BOTS: Batch Bayesian Optimization of Extended Thompson Sampling for Severely Episode-Limited RL Settings
Karine Karine, Susan A. Murphy, Benjamin M. Marlin
TL;DR
The paper tackles learning under severe episode constraints in adaptive health interventions by extending Thompson sampling with a state-action utility that includes action-specific biases learned across episodes via batch Bayesian optimization. This extended Thompson sampling (xTS) broadens the policy space beyond standard TS while maintaining low variance, and batch BO enables parallel evaluation across episodes, incorporating micro-randomized trials to set priors. Across basic MDPs and a JITAI-like simulation with habituation and disengagement dynamics, the proposed BOTS approach demonstrates superior performance under limited episodes compared to standard TS and several full RL baselines, with further gains from local BO and reward-variance modeling. The work provides practical guidance for deploying Bayesian-optimized, bias-aware bandits in real-world, episode-constrained adaptive interventions and includes implementation resources.
Abstract
In settings where the application of reinforcement learning (RL) requires running real-world trials, including the optimization of adaptive health interventions, the number of episodes available for learning can be severely limited due to cost or time constraints.

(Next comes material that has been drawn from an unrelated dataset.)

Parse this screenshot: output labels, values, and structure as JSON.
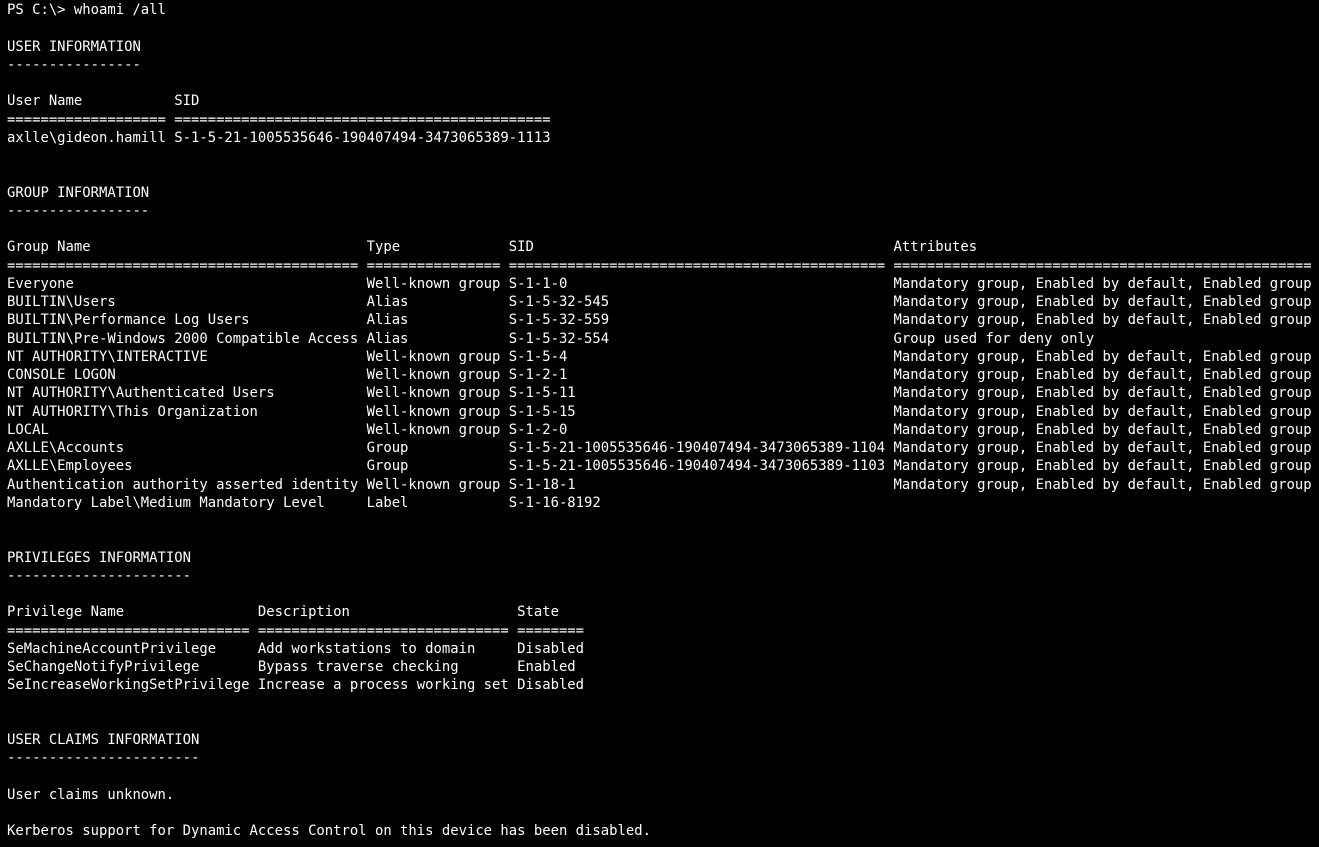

In this setting, the bias-variance trade-off of contextual bandit methods can be significantly better than that of more complex full RL methods. However, Thompson sampling bandits are limited to selecting actions based on distributions of immediate rewards. In this paper, we extend the linear Thompson sampling bandit to select actions based on a state-action utility function consisting of the Thompson sampler's estimate of the expected immediate reward combined with an action bias term. We use batch Bayesian optimization over episodes to learn the action bias terms with the goal of maximizing the expected return of the extended Thompson sampler. The proposed approach is able to learn optimal policies for a strictly broader class of Markov decision processes (MDPs) than standard Thompson sampling. Using an adaptive intervention simulation environment that captures key aspects of behavioral dynamics, we show that the proposed method can significantly out-perform standard Thompson sampling in terms of total return, while requiring significantly fewer episodes than standard value function and policy gradient methods.